On the riverfront just beyond Tartu’s old town, where history gives way to modern lines and glass, a strange shape rises quietly into the skyline. It’s not a church steeple, or a fortress tower, or even a typical apartment block. It’s the Snail Tower — known in Estonian as Tigutorn — and it looks exactly like its name suggests: a sleek, spiraling shell of concrete and steel curling toward the clouds.
Built in 2008, the Snail Tower is one of the most striking examples of modern architecture in Tartu. At 23 stories, it held the title of the tallest residential building in Estonia outside Tallinn for years. But what makes it memorable isn’t the height — it’s the movement. The building appears to twist as it climbs, its outer edge wrapping around itself like a snail’s spiral or a turning page. It’s both futuristic and organic, oddly at home among the more angular 20th-century blocks nearby.

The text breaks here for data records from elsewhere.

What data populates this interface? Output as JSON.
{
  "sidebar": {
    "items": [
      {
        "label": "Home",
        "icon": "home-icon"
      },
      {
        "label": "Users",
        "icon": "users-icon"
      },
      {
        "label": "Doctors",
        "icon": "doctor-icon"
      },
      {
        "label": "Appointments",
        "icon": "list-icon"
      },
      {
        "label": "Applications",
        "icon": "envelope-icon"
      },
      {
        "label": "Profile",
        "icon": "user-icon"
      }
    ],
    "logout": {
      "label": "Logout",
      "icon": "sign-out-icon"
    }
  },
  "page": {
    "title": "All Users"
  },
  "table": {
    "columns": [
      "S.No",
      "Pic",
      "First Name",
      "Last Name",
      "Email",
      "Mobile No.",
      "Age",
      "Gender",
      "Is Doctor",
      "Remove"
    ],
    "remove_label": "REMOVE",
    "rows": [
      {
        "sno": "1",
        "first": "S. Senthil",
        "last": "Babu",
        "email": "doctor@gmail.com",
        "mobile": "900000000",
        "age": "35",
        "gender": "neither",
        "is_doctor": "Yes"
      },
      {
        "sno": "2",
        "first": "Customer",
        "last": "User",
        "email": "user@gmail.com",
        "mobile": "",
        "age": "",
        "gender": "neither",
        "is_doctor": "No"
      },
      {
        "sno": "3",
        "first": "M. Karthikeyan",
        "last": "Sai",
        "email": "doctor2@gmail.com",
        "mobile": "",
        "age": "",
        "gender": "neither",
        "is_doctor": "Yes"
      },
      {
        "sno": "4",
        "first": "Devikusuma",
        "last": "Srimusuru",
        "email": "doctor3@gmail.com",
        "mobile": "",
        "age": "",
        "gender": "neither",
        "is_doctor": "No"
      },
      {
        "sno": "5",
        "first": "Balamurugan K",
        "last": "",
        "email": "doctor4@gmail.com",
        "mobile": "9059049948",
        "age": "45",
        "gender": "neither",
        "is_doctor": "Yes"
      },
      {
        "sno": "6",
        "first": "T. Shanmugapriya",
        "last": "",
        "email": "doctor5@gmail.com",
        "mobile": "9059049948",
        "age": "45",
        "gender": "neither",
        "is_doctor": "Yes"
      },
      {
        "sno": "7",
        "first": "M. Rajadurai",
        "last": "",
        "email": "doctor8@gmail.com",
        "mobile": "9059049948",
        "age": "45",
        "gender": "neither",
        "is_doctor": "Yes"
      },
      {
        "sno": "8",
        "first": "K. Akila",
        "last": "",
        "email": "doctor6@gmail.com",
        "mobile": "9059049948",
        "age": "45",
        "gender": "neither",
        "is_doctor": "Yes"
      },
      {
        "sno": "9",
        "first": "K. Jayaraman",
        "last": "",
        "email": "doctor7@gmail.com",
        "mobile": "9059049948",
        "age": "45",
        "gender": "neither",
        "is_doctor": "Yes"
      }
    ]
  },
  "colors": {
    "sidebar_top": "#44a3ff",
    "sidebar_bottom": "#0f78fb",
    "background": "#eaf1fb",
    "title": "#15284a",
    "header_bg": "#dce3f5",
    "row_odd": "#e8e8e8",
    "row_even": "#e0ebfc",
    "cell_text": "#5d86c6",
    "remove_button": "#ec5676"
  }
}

Designed by architect Vilen Künnapu, the tower wasn’t just a design flex — it was part of a broader vision to reimagine Tartu’s riverfront as a space of bold new living. The spiral structure was meant to symbolize growth, continuity, and the unfolding of time — a poetic nod in a city known for thinking deeply about the past.
It hasn’t always been universally loved. Some locals found its shape strange or out of place. Others nicknamed it affectionately or sarcastically. But as the years have passed, Tigutorn has quietly become one of the city’s architectural icons — featured in design blogs, postcards, and even student art projects.
From the top floors, the view is spectacular: the Emajõgi River curling through the city like a ribbon, the old town’s spires poking through trees, and Toome Hill rising in the distance. But even from the ground, the tower offers something — a sense of play, a break from the ordinary, a gentle reminder that even concrete can dream in curves.
It’s a snail that doesn’t crawl — it climbs.